Como el discípulo mas excéntrico y temperamental de Huguet es definido por Post el maestro de Morata de Jiloca, autor del retablo de los corporales, de Daroca, del cual se exponen aquí dos paneles. Este maestro, cuyo nombre deriva del retablo de la Ermita de la Vera Cruz, en Morata de Jiloca, agudiza el patetismo dando a los rostros unos rasos que les deforman y caricaturizan las expresiones. Se le ha considerado como una naturaleza neurótica cercana al Greco por la turbadora extremosidad de sus rictus. Sus facies parecen, a veces, paranoicas y estilísticamente esta cercano por la violencia de sus caracteres al arte germánico. De este maestro se exponen aquí dos paneles de un retablo, repintado y descompuesto y que ya fue estudiado por Gabré. El más importante es el que representa a D. Fernando el católico con su hijo. D. Juan, como donantes. Bajo unas conchas ya renacientes y sobre unos años de oro, el Rey católico aparece arrodillado, con una faz algo mas redondeada que en los retratos habituales de este monarca. Esta obra se puede fechar hacia 1494.blo.
Don Fernando el católico, orante, con su hijo.,23x0,52. Iglesia colegial de Daroca de una serie de ocho tablas que, seguramente, fueron partes del retablo relicario de las corporales; durante muchos años han sido utilizadas, embadurnadas de pintura, como partes de armarios. Cuatro de las tablas narran la historia de los corporales , dos llevan ángeles con los corporales y las dos restantes, retratos de los reyes católicos: la reina acompañada por la princesa doña Juana, y el rey por su hijo Don Juan. Ambos están arrodillados vestidos con ricas telas de brocado, coronados, y tiene por fondo un paño colgado y una concha o venera similar a la que hay en las tablas, pero más parece tono de la época que coincidencia de una misma mano. El rojo del manto es intenso y de gran belleza. El rostro parece querer dar sensación de retrato y quizás el pensar en un pintor de cámara, es lo que ha hecho a Sánchez Cantón atribuirlos a Pedro de Aponte, pintor real y aragonés. Pero si dicho Aponte fuese- como ha llegado a sospechas- el que yo llamo Maestro de Ambel, no hay posibilidad de atribución a un mismo autor de estas tablas de Daroca y las pinturas de Ambel y Tarazona. Por otra parte, dicho maestro, sea o no sea aponte, es más renacentista y mas tardío en general, que la fecha posible de estas pinturas. La tabla esta muy destrozada y perdida, pero con escasos o nulos repintes.

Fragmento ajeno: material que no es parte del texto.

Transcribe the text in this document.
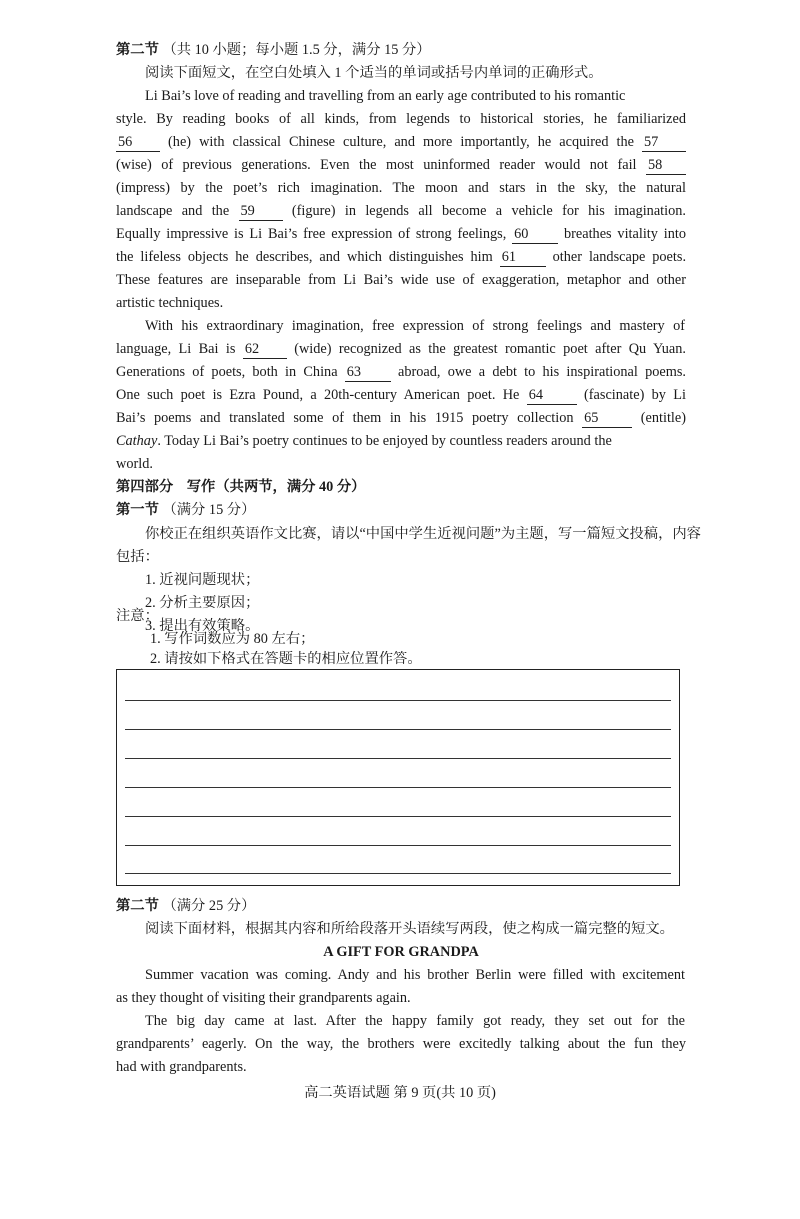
第二节 （共 10 小题；每小题 1.5 分，满分 15 分）
阅读下面短文，在空白处填入 1 个适当的单词或括号内单词的正确形式。
Li Bai’s love of reading and travelling from an early age contributed to his romantic
style. By reading books of all kinds, from legends to historical stories, he familiarized
56 (he) with classical Chinese culture, and more importantly, he acquired the 57
(wise) of previous generations. Even the most uninformed reader would not fail 58
(impress) by the poet’s rich imagination. The moon and stars in the sky, the natural
landscape and the 59	(figure) in legends all become a vehicle for his imagination.
Equally impressive is Li Bai’s free expression of strong feelings, 60 breathes vitality into
the lifeless objects he describes, and which distinguishes him 61	other landscape poets.
These features are inseparable from Li Bai’s wide use of exaggeration, metaphor and other
artistic techniques.
With his extraordinary imagination, free expression of strong feelings and mastery of
language, Li Bai is 62 (wide) recognized as the greatest romantic poet after Qu Yuan.
Generations of poets, both in China 63	abroad, owe a debt to his inspirational poems.
One such poet is Ezra Pound, a 20th-century American poet. He 64	(fascinate) by Li
Bai’s poems and translated some of them in his 1915 poetry collection 65	(entitle)
Cathay. Today Li Bai’s poetry continues to be enjoyed by countless readers around the
world.
第四部分 写作（共两节，满分 40 分）
第一节 （满分 15 分）
你校正在组织英语作文比赛，请以“中国中学生近视问题”为主题，写一篇短文投稿，内容
包括：
1. 近视问题现状；
2. 分析主要原因；
3. 提出有效策略。
注意：
1. 写作词数应为 80 左右；
2. 请按如下格式在答题卡的相应位置作答。
第二节 （满分 25 分）
阅读下面材料，根据其内容和所给段落开头语续写两段，使之构成一篇完整的短文。
A GIFT FOR GRANDPA
Summer vacation was coming. Andy and his brother Berlin were filled with excitement
as they thought of visiting their grandparents again.
The big day came at last. After the happy family got ready, they set out for the
grandparents’ eagerly. On the way, the brothers were excitedly talking about the fun they
had with grandparents.
高二英语试题 第 9 页(共 10 页)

  Escena de la tradición del sacro ministro de Daroca. El capellán escondiendo los corporales bajo una piedra. Tabla. 1,41 x 0,52. Iglesia colegial de Daroca. Tabla dividida en dos zonas. La inferior lleva dos ángeles tenantes, arrodillados, con el escudo de los reyes católicos, sin la granada, o sea, anterior al año de la conquista de la ciudad. La superior presenta en el primer término un altar de campaña- con un cristo bajo dosel-, y junto a el un sacerdote esconde los corporales bajo una piedra; en segundo plano, los caballeros, revestidos ya de las armaduras, se agrupan junto al campamento, prestos para entrar en combate; en el último término, paisaje con bosques y una ciudad torreada. Escena muy pintoresca y vivaz, dinámica, con cierto tono popular ilustrativo, de ejecución expresiva, pero un poco tosca, carácter que se acentúa por los repintes y deterioros. Tabla muy maltrecha.
José Camon Aznar :Exposicion en Madrid de pintura medieval aragonesa. 1957.

El texto, es una reelaaboración a partir del que D. José Camón Aznar hizo como introducción a la exposición en Madrid en 1957 de pintura medieval aragonesa. La tabla”maltrecha” por repintes y deterioros es la que presentamos en la serie de fotografías que aparecen en la página del mismo título y que nos ha aportado D. José María de Blas, darocense y socio de esta Casa de Aragón.